Step 5: Configure Your CI/CD Workflow

To complete the discovery and update process of your microservices, you need to establish a CI/CD workflow within your repository. This workflow will ensure that the system automatically detects and incorporates any changes made to your microservices, significantly reducing manual intervention and potential errors.

While it's possible to register microservices through API requests in any environment without a CI/CD pipeline, we strongly recommend using the CI/CD approach. The primary reason for this is to ensure that your data is always up to date. With this approach, your manifest file serves as the source of truth, and any changes made to it are automatically reflected in your microservices.

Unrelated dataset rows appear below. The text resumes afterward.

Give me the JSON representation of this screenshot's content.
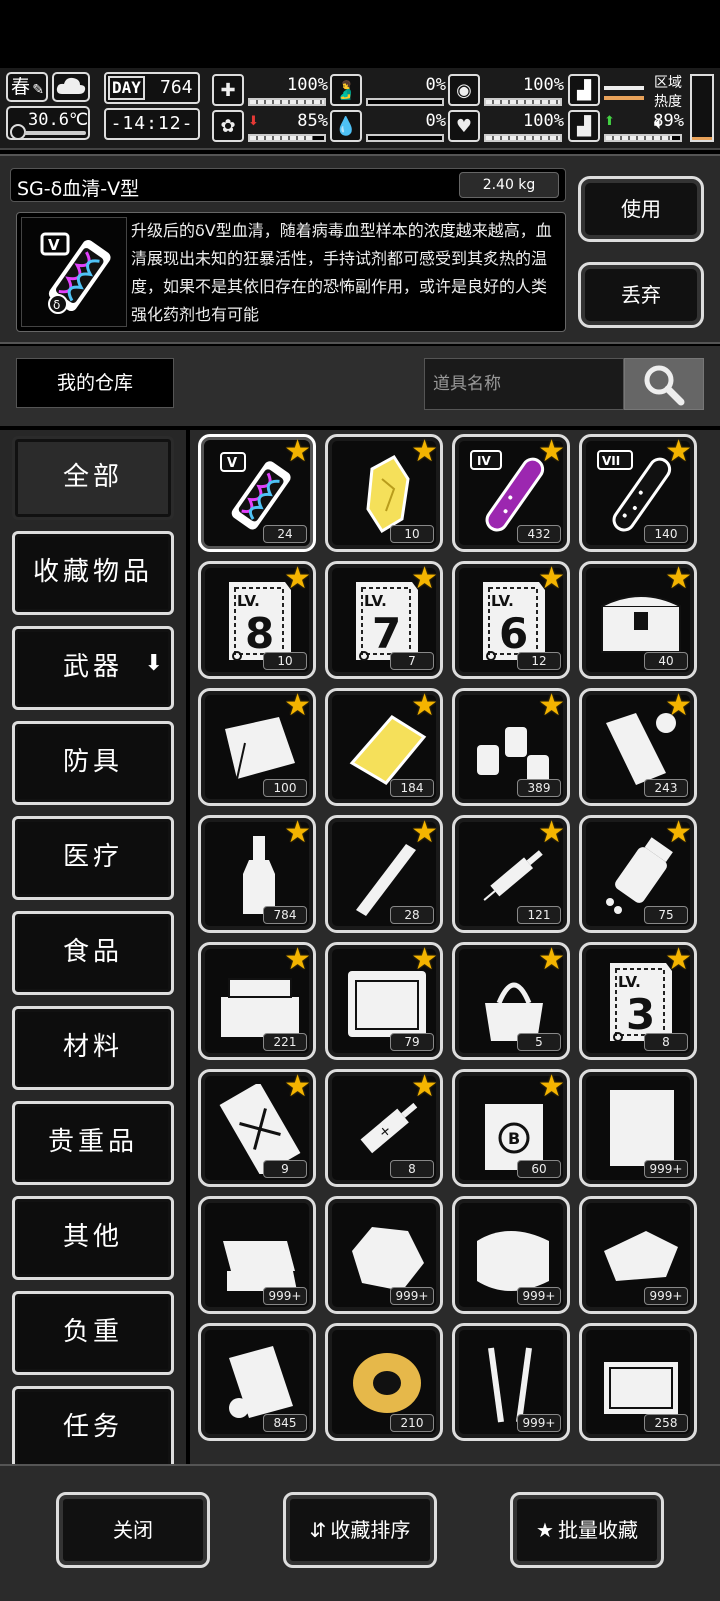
{
  "status": {
    "season": "春",
    "temperature": "30.6℃",
    "day_label": "DAY",
    "day_value": "764",
    "time": "-14:12-",
    "stats": [
      {
        "key": "health",
        "icon": "first-aid-icon",
        "value": "100%",
        "level": 1.0
      },
      {
        "key": "hunger",
        "icon": "stomach-icon",
        "value": "0%",
        "level": 0.0
      },
      {
        "key": "bladder",
        "icon": "bladder-icon",
        "value": "100%",
        "level": 1.0
      },
      {
        "key": "mental",
        "icon": "brain-icon",
        "value": "85%",
        "level": 0.85,
        "trend": "down"
      },
      {
        "key": "thirst",
        "icon": "blood-drop-icon",
        "value": "0%",
        "level": 0.0
      },
      {
        "key": "mood",
        "icon": "heart-icon",
        "value": "100%",
        "level": 1.0
      },
      {
        "key": "stamina",
        "icon": "boot-icon",
        "value": "89%",
        "level": 0.89,
        "trend": "up"
      }
    ],
    "region_label": "区域热度",
    "heat_level": 0.05
  },
  "detail": {
    "item_name": "SG-δ血清-V型",
    "weight": "2.40 kg",
    "description": "升级后的δV型血清，随着病毒血型样本的浓度越来越高，血清展现出未知的狂暴活性，手持试剂都可感受到其炙热的温度，如果不是其依旧存在的恐怖副作用，或许是良好的人类强化药剂也有可能",
    "use_label": "使用",
    "discard_label": "丢弃"
  },
  "storage": {
    "title": "我的仓库",
    "search_placeholder": "道具名称"
  },
  "categories": [
    {
      "label": "全部",
      "active": true
    },
    {
      "label": "收藏物品"
    },
    {
      "label": "武器",
      "has_dropdown": true,
      "dropdown_icon": "⬇"
    },
    {
      "label": "防具"
    },
    {
      "label": "医疗"
    },
    {
      "label": "食品"
    },
    {
      "label": "材料"
    },
    {
      "label": "贵重品"
    },
    {
      "label": "其他"
    },
    {
      "label": "负重"
    },
    {
      "label": "任务"
    }
  ],
  "items": [
    {
      "icon": "serum-v-icon",
      "count": "24",
      "fav": true,
      "selected": true
    },
    {
      "icon": "gold-crystal-icon",
      "count": "10",
      "fav": true
    },
    {
      "icon": "serum-iv-tube-icon",
      "count": "432",
      "fav": true
    },
    {
      "icon": "serum-vii-tube-icon",
      "count": "140",
      "fav": true
    },
    {
      "icon": "skill-book-lv8-icon",
      "count": "10",
      "fav": true,
      "level_text": "LV.",
      "level_num": "8"
    },
    {
      "icon": "skill-book-lv7-icon",
      "count": "7",
      "fav": true,
      "level_text": "LV.",
      "level_num": "7"
    },
    {
      "icon": "skill-book-lv6-icon",
      "count": "12",
      "fav": true,
      "level_text": "LV.",
      "level_num": "6"
    },
    {
      "icon": "treasure-chest-icon",
      "count": "40",
      "fav": true
    },
    {
      "icon": "cloth-icon",
      "count": "100",
      "fav": true
    },
    {
      "icon": "gold-bar-icon",
      "count": "184",
      "fav": true
    },
    {
      "icon": "bottles-icon",
      "count": "389",
      "fav": true
    },
    {
      "icon": "paper-roll-icon",
      "count": "243",
      "fav": true
    },
    {
      "icon": "liquor-bottle-icon",
      "count": "784",
      "fav": true
    },
    {
      "icon": "knife-icon",
      "count": "28",
      "fav": true
    },
    {
      "icon": "syringe-icon",
      "count": "121",
      "fav": true
    },
    {
      "icon": "pill-bottle-icon",
      "count": "75",
      "fav": true
    },
    {
      "icon": "toolbox-icon",
      "count": "221",
      "fav": true
    },
    {
      "icon": "tool-case-icon",
      "count": "79",
      "fav": true
    },
    {
      "icon": "tool-bag-icon",
      "count": "5",
      "fav": true
    },
    {
      "icon": "skill-book-lv3-icon",
      "count": "8",
      "fav": true,
      "level_text": "LV.",
      "level_num": "3"
    },
    {
      "icon": "blueprint-icon",
      "count": "9",
      "fav": true
    },
    {
      "icon": "adrenaline-syringe-icon",
      "count": "8",
      "fav": true
    },
    {
      "icon": "coin-bag-icon",
      "count": "60",
      "fav": true
    },
    {
      "icon": "fabric-icon",
      "count": "999+",
      "fav": false
    },
    {
      "icon": "folded-cloth-icon",
      "count": "999+",
      "fav": false
    },
    {
      "icon": "rock-icon",
      "count": "999+",
      "fav": false
    },
    {
      "icon": "towel-icon",
      "count": "999+",
      "fav": false
    },
    {
      "icon": "rag-icon",
      "count": "999+",
      "fav": false
    },
    {
      "icon": "paper-sheet-icon",
      "count": "845",
      "fav": false
    },
    {
      "icon": "rope-spool-icon",
      "count": "210",
      "fav": false
    },
    {
      "icon": "nails-icon",
      "count": "999+",
      "fav": false
    },
    {
      "icon": "repair-kit-icon",
      "count": "258",
      "fav": false
    }
  ],
  "bottom": {
    "close_label": "关闭",
    "sort_label": "收藏排序",
    "batch_label": "批量收藏"
  },
  "colors": {
    "star": "#f4b400",
    "heat": "#e8a25a"
  }
}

The CI/CD workflow setup may differ depending on your repository provider. The following table provides examples of how to establish a CI/CD workflow with various repository providers:

📘

Note

The CI/CD approach is designed with flexibility in mind. If you decide to migrate to a Git integration down the line, the current setup effortlessly transitions. Your existing manifest file will seamlessly synchronize with the microservice fact sheet, eliminating the need for additional configuration or rework.

Best Practices

Software deployment typically involves multiple environments, such as testing, staging, and production. Since SAP LeanIX focuses on enterprise architecture management, we recommend cataloging only services deployed to the production environment. This approach aligns with our goal of providing a comprehensive view of the software infrastructure to support strategic decision-making.

For technical use cases that need visibility across all environments, specialized tools are available in the market.